By the middle of the century the familiar Georgian window with six or eight panes to each sash had become commonplace.
These very early windows have chunky timber members subdividing sashes into very small panes to suit the limited size of poor quality glass which was available at that time.
As the Georgian era gave way to the Victorian, so sash windows changed as well. Partly based on improved technology (particularly in glass), but mostly on the classic Victorian desire for embellished designs, sash windows grew more ornate.
The simple lines of Georgian windows gave way to ornate architraves, window trims and stone surrounds.From the beginning of the late eighteenth century fewer subdivisions and larger, heavier glass became common.

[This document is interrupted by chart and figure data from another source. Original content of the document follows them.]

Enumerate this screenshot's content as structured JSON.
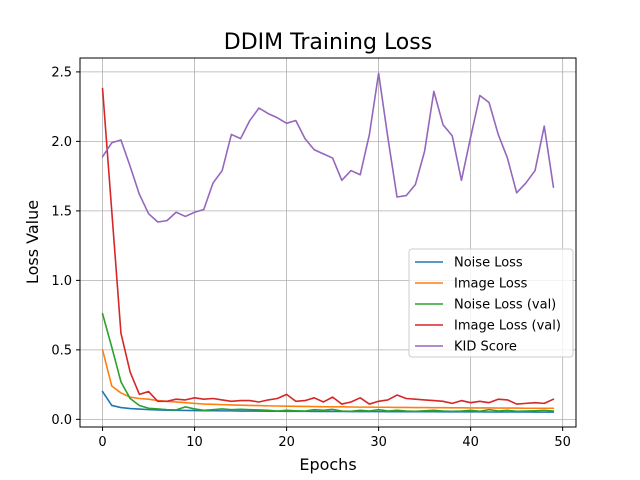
{
  "chart_data": {
    "type": "line",
    "title": "DDIM Training Loss",
    "xlabel": "Epochs",
    "ylabel": "Loss Value",
    "xlim": [
      -2.45,
      51.45
    ],
    "ylim": [
      -0.055,
      2.6
    ],
    "xticks": [
      0,
      10,
      20,
      30,
      40,
      50
    ],
    "yticks": [
      0.0,
      0.5,
      1.0,
      1.5,
      2.0,
      2.5
    ],
    "ytick_labels": [
      "0.0",
      "0.5",
      "1.0",
      "1.5",
      "2.0",
      "2.5"
    ],
    "grid": true,
    "legend_position": "center-right",
    "x": [
      0,
      1,
      2,
      3,
      4,
      5,
      6,
      7,
      8,
      9,
      10,
      11,
      12,
      13,
      14,
      15,
      16,
      17,
      18,
      19,
      20,
      21,
      22,
      23,
      24,
      25,
      26,
      27,
      28,
      29,
      30,
      31,
      32,
      33,
      34,
      35,
      36,
      37,
      38,
      39,
      40,
      41,
      42,
      43,
      44,
      45,
      46,
      47,
      48,
      49
    ],
    "series": [
      {
        "name": "Noise Loss",
        "color": "#1f77b4",
        "values": [
          0.2,
          0.1,
          0.085,
          0.078,
          0.074,
          0.07,
          0.068,
          0.066,
          0.065,
          0.064,
          0.063,
          0.062,
          0.062,
          0.061,
          0.061,
          0.06,
          0.06,
          0.06,
          0.059,
          0.059,
          0.058,
          0.058,
          0.058,
          0.057,
          0.057,
          0.057,
          0.057,
          0.056,
          0.056,
          0.056,
          0.056,
          0.055,
          0.055,
          0.055,
          0.055,
          0.055,
          0.055,
          0.054,
          0.054,
          0.054,
          0.054,
          0.054,
          0.053,
          0.053,
          0.053,
          0.053,
          0.053,
          0.052,
          0.052,
          0.052
        ]
      },
      {
        "name": "Image Loss",
        "color": "#ff7f0e",
        "values": [
          0.5,
          0.24,
          0.19,
          0.16,
          0.15,
          0.145,
          0.135,
          0.13,
          0.125,
          0.12,
          0.115,
          0.11,
          0.108,
          0.106,
          0.104,
          0.102,
          0.1,
          0.099,
          0.097,
          0.096,
          0.095,
          0.094,
          0.093,
          0.092,
          0.091,
          0.09,
          0.09,
          0.089,
          0.088,
          0.088,
          0.087,
          0.087,
          0.086,
          0.086,
          0.085,
          0.085,
          0.084,
          0.084,
          0.083,
          0.083,
          0.082,
          0.082,
          0.082,
          0.081,
          0.081,
          0.081,
          0.08,
          0.08,
          0.08,
          0.08
        ]
      },
      {
        "name": "Noise Loss (val)",
        "color": "#2ca02c",
        "values": [
          0.76,
          0.52,
          0.27,
          0.15,
          0.1,
          0.08,
          0.075,
          0.07,
          0.068,
          0.09,
          0.075,
          0.065,
          0.07,
          0.075,
          0.07,
          0.072,
          0.07,
          0.068,
          0.065,
          0.06,
          0.065,
          0.062,
          0.06,
          0.07,
          0.065,
          0.072,
          0.06,
          0.058,
          0.065,
          0.06,
          0.07,
          0.06,
          0.065,
          0.06,
          0.058,
          0.062,
          0.065,
          0.06,
          0.058,
          0.06,
          0.065,
          0.058,
          0.07,
          0.06,
          0.065,
          0.058,
          0.06,
          0.062,
          0.065,
          0.06
        ]
      },
      {
        "name": "Image Loss (val)",
        "color": "#d62728",
        "values": [
          2.38,
          1.5,
          0.62,
          0.34,
          0.18,
          0.2,
          0.13,
          0.13,
          0.145,
          0.14,
          0.155,
          0.145,
          0.15,
          0.14,
          0.13,
          0.135,
          0.135,
          0.125,
          0.14,
          0.15,
          0.18,
          0.13,
          0.135,
          0.155,
          0.125,
          0.16,
          0.11,
          0.125,
          0.155,
          0.11,
          0.13,
          0.14,
          0.175,
          0.15,
          0.145,
          0.14,
          0.135,
          0.13,
          0.115,
          0.135,
          0.12,
          0.13,
          0.12,
          0.145,
          0.14,
          0.11,
          0.115,
          0.12,
          0.115,
          0.145
        ]
      },
      {
        "name": "KID Score",
        "color": "#9467bd",
        "values": [
          1.89,
          1.99,
          2.01,
          1.82,
          1.62,
          1.48,
          1.42,
          1.43,
          1.49,
          1.46,
          1.49,
          1.51,
          1.7,
          1.79,
          2.05,
          2.02,
          2.15,
          2.24,
          2.2,
          2.17,
          2.13,
          2.15,
          2.02,
          1.94,
          1.91,
          1.88,
          1.72,
          1.79,
          1.76,
          2.05,
          2.49,
          2.03,
          1.6,
          1.61,
          1.69,
          1.93,
          2.36,
          2.12,
          2.04,
          1.72,
          2.03,
          2.33,
          2.28,
          2.05,
          1.88,
          1.63,
          1.7,
          1.79,
          2.11,
          1.67
        ]
      }
    ]
  }
}
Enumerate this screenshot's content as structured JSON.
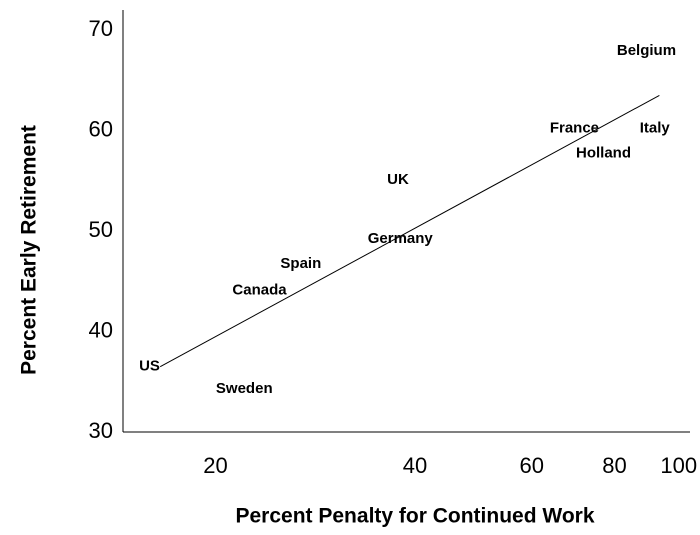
{
  "chart_data": {
    "type": "scatter",
    "x_label": "Percent Penalty for Continued Work",
    "y_label": "Percent Early Retirement",
    "x_scale": "log",
    "xlim": [
      14.5,
      104
    ],
    "ylim": [
      30,
      72
    ],
    "xticks": [
      20,
      40,
      60,
      80,
      100
    ],
    "yticks": [
      30,
      40,
      50,
      60,
      70
    ],
    "grid": false,
    "points": [
      {
        "label": "US",
        "x": 15.9,
        "y": 36.5
      },
      {
        "label": "Sweden",
        "x": 22.1,
        "y": 34.3
      },
      {
        "label": "Canada",
        "x": 23.3,
        "y": 44.1
      },
      {
        "label": "Spain",
        "x": 26.9,
        "y": 46.7
      },
      {
        "label": "Germany",
        "x": 38,
        "y": 49.2
      },
      {
        "label": "UK",
        "x": 37.7,
        "y": 55.1
      },
      {
        "label": "France",
        "x": 69.6,
        "y": 60.2
      },
      {
        "label": "Holland",
        "x": 77,
        "y": 57.7
      },
      {
        "label": "Italy",
        "x": 92,
        "y": 60.2
      },
      {
        "label": "Belgium",
        "x": 89.4,
        "y": 67.9
      }
    ],
    "trend_line": {
      "x": [
        16.5,
        93.5
      ],
      "y": [
        36.5,
        63.5
      ],
      "color": "#000000"
    }
  }
}
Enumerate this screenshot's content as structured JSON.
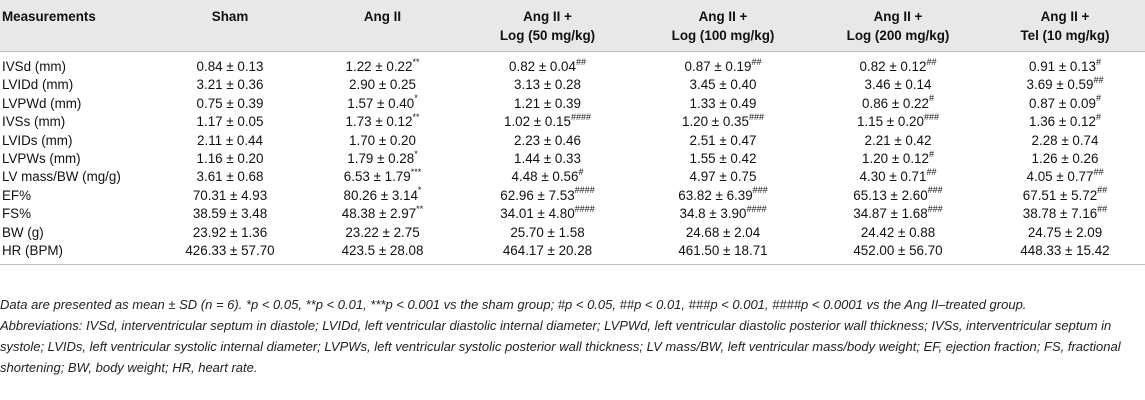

As large panes became fashionable old sashes with multiple small panes were sometimes altered their glazing bars removed and re-glazed with larger panes of plate glass.
The death of Queen Victoria in 1901 ushered in the new Edwardian era. For sash windows this meant a return to the simple, clean, elegant lines of Georgian windows, but often on a much larger scale.
During Edwardian times sash windows became huge-regularly floor to ceiling heights, and five foot widths.
A trend towards larger paned, smaller paned sash windows with chunky glazing bars became popular.Often windows of this period combined multiple small paned upper sash – very often with horns – with a single or two pane lower sash.
This expanse of glass was much heavier than in the earlier windows and increased stress was put on the joints. The sash horn was developed to overcome this problem. Sash horns also evolved in their design over time. No window had horns prior to 1850.
Upper sashes from this period sometimes incorporate stained glass a feature that was to remain in vogue into the 1930s.
After reigning supreme in all types of buildings from castle to croft for two and a half centuries, the sash window finally fell out of widespread use in the 1950s.
Glass technology has evolved through out the historical period with many distinct types influencing the design and development of the sash window. Crown glass and cylinder glass are two processes which were continually refined. Cylinder glass was made from blown cylinders of lass cut and rolled flat on a sanded surface. After the 1830s the length of glass which could be blown was greatly improved and thickness was reduced.
It’s distinct imperfections which are characteristic of a sanded surface, bubbles and other marks which tend to be linear. Crown glass as made from a large bubble of glass being spun out by a very skilled process to form a disc of glass producing the ripple effect characteristic of the material (though sometimes hard to spot on the finest examples).